DuckDB Ecosystem: April 2025

2025/04/05 - 9 min read

Hey, friend 👋

I hope you're doing well. I'm Simon, and I am excited to share another monthly newsletter with highlights and the latest updates about DuckDB, delivered straight to your inbox.

In this April issue, I gathered 10 (actually 12, I squeezed in two more related) links highlighting the updates and news from the ecosystem of DuckDB. This time, we have SQLFlow turning DuckDB into a streaming engine, a new vector search database built on DuckDB, dramatic performance boosts with local caching, the exciting new DuckDB UI, AWS S3 Tables integration, security enhancements, and more. Check out this edition below.

If you have feedback, news, or any insights, they are always welcome. 👉🏻 duckdbnews@motherduck.com.

Featured Community Member

Caleb Fahlgren

Caleb Fahlgren is a Product ML Engineer at Hugging Face. In his recent community blog post, he walks through how the new DuckDB Local UI makes it easy to explore Hugging Face datasets locally using the hf:// protocol. Not only is the integration between DuckDB and Hugging Face datasets smooth, but DuckDB also powers dataset discovery behind the scenes at Hugging Face.

Thanks to Caleb for his thoughtful contribution to the DuckDB community!

Top DuckDB Links this Month

DuckDB for Streaming Data

TL;DR: SQLFlow is a stream processing engine built on DuckDB and Apache Arrow, enabling users to define data pipelines using SQL for high-performance data transformations and aggregations.

SQLFlow ingests data from sources like Kafka and WebSockets, processes it using DuckDB for SQL execution, and outputs it to destinations like PostgreSQL, Kafka, or cloud storage. Key to its architecture are input sources, handlers (SQL execution via DuckDB), and output sinks. It offers a range of use cases, including streaming data transformations (basic.agg.mem.yml), stream enrichment (enrich.yml), and real-time data aggregation, as well as integration with services like Bluesky firehose and Iceberg catalogs. Takeaway: SQLFlow allows DuckDB users to leverage SQL for defining real-time data pipelines, offering a lightweight alternative to traditional stream processing engines.

Building a Hybrid Vector Search Database with Arrow and DuckDB

TL;DR: Thomas introduces Quiver, a Go-powered hybrid vector database combining HNSW (Hierarchical Navigable Small World) for fast vector search, DuckDB for SQL-based metadata filtering, and Apache Arrow for efficient data movement.

Quiver is open-source and provides full SQL support and columnar storage optimized for analytical workloads powered by DuckDB, eliminating the need for a heavyweight external database. Thomas details the implementation of hybrid search, employing pre-filtering (SQL first, vector search later) and post-filtering (vector search first, SQL later), choosing the best approach based on query selectivity.

Further, the use of Apache Arrow, integrated via Arrow Database Connectivity (ADBC), ensures zero-copy data movement between components for more efficiency.
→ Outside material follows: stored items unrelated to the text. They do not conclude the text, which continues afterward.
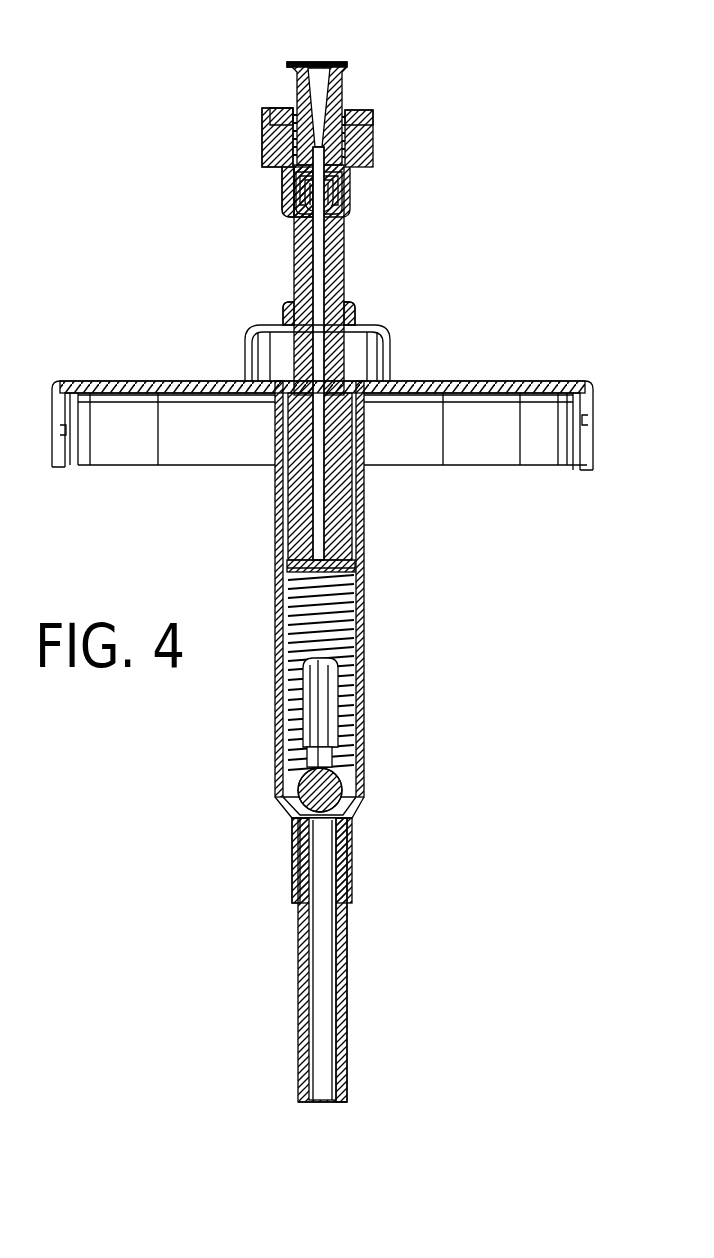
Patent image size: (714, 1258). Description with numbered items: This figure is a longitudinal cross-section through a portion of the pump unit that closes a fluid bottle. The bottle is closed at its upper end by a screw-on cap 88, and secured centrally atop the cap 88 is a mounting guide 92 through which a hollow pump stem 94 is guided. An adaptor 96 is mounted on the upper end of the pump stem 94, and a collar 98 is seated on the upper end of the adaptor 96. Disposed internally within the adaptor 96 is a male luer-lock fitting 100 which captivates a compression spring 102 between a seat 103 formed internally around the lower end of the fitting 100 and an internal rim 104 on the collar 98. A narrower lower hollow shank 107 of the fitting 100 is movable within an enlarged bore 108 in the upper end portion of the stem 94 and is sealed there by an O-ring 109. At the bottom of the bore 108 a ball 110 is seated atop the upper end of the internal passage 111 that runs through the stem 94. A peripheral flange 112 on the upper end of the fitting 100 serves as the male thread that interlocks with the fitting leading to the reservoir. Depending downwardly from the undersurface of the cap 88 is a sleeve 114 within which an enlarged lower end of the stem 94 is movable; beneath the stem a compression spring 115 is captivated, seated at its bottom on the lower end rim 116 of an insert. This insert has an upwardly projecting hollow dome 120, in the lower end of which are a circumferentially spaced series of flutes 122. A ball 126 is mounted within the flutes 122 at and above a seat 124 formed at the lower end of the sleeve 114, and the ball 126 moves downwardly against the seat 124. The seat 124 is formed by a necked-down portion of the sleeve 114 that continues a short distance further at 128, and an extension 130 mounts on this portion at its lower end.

The screw-on cap 88 is at (587, 387).
The mounting guide 92 is at (392, 346).
The hollow pump stem 94 is at (345, 292).
The adaptor 96 is at (345, 200).
The collar 98 is at (373, 147).
The male luer-lock fitting 100 is at (340, 100).
The compression spring 102 is at (277, 108).
The seat 103 is at (270, 130).
The internal rim 104 is at (353, 110).
The lower hollow shank 107 is at (347, 203).
The enlarged bore 108 is at (283, 197).
The O-ring 109 is at (355, 185).
The ball 110 is at (297, 218).
The internal passage 111 is at (287, 297).
The peripheral flange 112 is at (350, 63).
The sleeve 114 is at (365, 573).
The compression spring 115 is at (365, 622).
The lower end rim 116 is at (365, 800).
The hollow dome 120 is at (360, 714).
The flutes 122 is at (330, 758).
The seat 124 is at (293, 833).
The ball 126 is at (352, 828).
The necked-down portion 128 is at (352, 882).
The extension 130 is at (347, 998).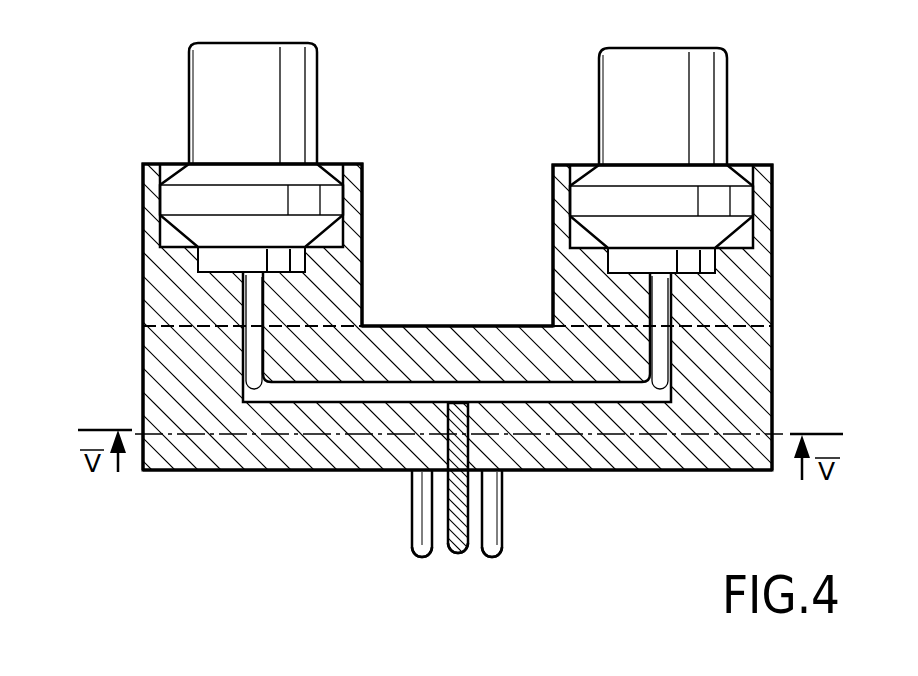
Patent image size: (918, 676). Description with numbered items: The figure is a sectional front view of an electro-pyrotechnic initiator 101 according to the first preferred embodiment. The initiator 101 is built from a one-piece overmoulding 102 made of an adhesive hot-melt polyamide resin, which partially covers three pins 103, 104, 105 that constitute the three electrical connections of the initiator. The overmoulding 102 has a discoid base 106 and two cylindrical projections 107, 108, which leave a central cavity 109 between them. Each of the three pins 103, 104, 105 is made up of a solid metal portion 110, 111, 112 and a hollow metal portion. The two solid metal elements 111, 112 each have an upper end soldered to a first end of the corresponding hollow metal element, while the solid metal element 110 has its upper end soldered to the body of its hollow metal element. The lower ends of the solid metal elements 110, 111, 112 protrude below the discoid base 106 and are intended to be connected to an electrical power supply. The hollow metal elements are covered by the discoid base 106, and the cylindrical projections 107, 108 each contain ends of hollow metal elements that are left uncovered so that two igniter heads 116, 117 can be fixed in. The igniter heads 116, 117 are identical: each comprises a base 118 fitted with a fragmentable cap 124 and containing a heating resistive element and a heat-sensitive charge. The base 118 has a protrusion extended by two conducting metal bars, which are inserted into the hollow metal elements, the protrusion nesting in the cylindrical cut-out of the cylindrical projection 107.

The electro-pyrotechnic initiator 101 is at (211, 479).
The one-piece overmoulding 102 is at (661, 478).
The pin 103 is at (458, 554).
The pin 104 is at (418, 553).
The pin 105 is at (493, 554).
The discoid base 106 is at (272, 453).
The cylindrical projection 107 is at (150, 290).
The cylindrical projection 108 is at (758, 298).
The central cavity 109 is at (466, 325).
The solid metal portion 110 is at (368, 338).
The solid metal portion 111 is at (384, 544).
The solid metal portion 112 is at (541, 537).
The igniter head 116 is at (266, 136).
The igniter head 117 is at (728, 117).
The base 118 is at (330, 204).
The fragmentable cap 124 is at (278, 67).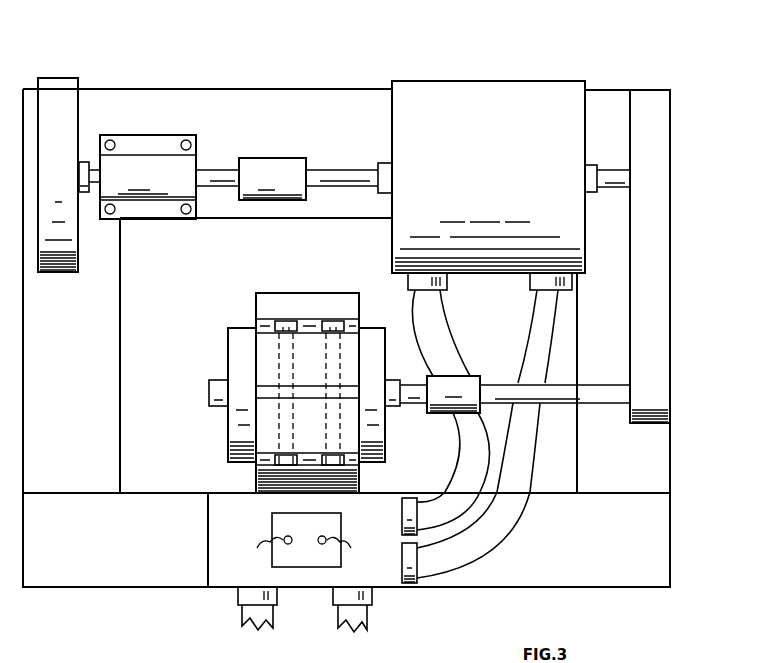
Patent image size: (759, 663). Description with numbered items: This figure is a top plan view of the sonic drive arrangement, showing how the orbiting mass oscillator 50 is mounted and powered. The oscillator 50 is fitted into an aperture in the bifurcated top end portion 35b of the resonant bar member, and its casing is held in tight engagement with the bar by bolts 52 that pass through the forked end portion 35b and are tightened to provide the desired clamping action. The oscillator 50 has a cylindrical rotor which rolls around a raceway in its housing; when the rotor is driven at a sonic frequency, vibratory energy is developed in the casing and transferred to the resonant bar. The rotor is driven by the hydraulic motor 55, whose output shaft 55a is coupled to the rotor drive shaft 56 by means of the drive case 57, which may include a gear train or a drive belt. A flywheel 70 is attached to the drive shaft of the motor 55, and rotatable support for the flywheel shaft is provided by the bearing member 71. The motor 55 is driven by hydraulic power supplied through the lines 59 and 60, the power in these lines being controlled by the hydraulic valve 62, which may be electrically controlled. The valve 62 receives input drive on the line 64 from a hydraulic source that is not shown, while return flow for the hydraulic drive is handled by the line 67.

The flywheel 70 is at (57, 98).
The bearing member 71 is at (163, 145).
The hydraulic motor 55 is at (503, 103).
The output shaft 55a is at (610, 170).
The drive case 57 is at (663, 245).
The bifurcated top end portion 35b is at (263, 342).
The bolts 52 is at (322, 323).
The orbiting mass oscillator 50 is at (235, 370).
The rotor drive shaft 56 is at (422, 388).
The hydraulic line 59 is at (470, 472).
The hydraulic line 60 is at (498, 520).
The hydraulic valve 62 is at (222, 528).
The return line 67 is at (240, 610).
The input drive line 64 is at (357, 617).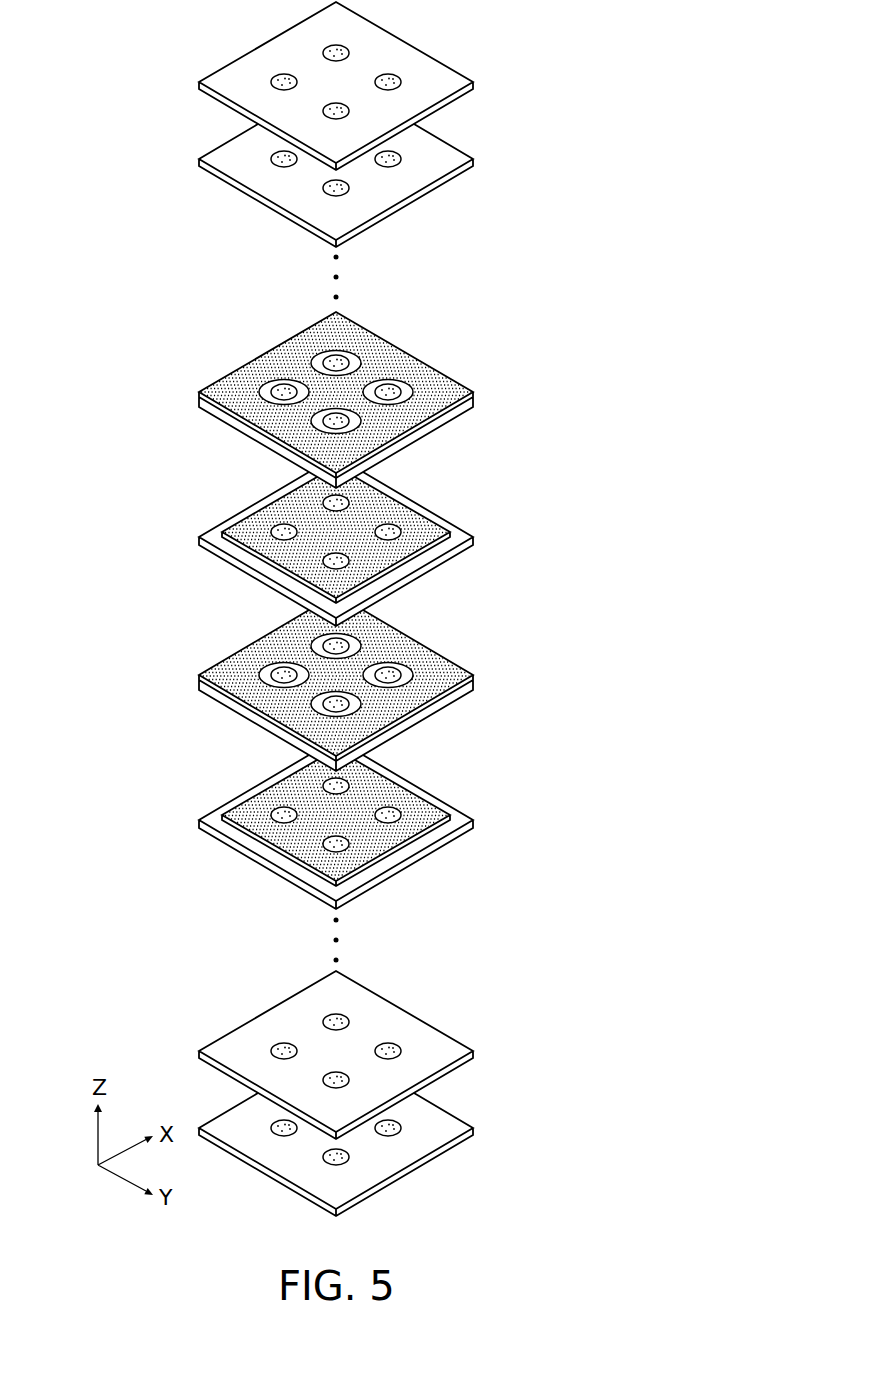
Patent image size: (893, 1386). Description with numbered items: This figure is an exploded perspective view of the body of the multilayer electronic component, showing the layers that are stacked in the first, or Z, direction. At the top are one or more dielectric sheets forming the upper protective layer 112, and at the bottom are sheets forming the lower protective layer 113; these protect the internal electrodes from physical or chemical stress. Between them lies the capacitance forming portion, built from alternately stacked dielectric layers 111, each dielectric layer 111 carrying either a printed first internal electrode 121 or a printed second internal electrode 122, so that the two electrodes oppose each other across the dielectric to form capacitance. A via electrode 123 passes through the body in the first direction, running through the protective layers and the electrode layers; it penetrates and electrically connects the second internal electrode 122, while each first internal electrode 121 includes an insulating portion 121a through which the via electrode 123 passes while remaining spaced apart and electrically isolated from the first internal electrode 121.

If you are interested in this topic, I also recommend my recent deep dive into Vector Technologies for AI: Extending Your Existing Data Stack.

No Bandwidth? No Problem: Why We Think Local Cache is Great for DuckDB

TL;DR: The cache_httpfs DuckDB extension accelerates data reads from object storage by leveraging local caching, offering significant performance improvements.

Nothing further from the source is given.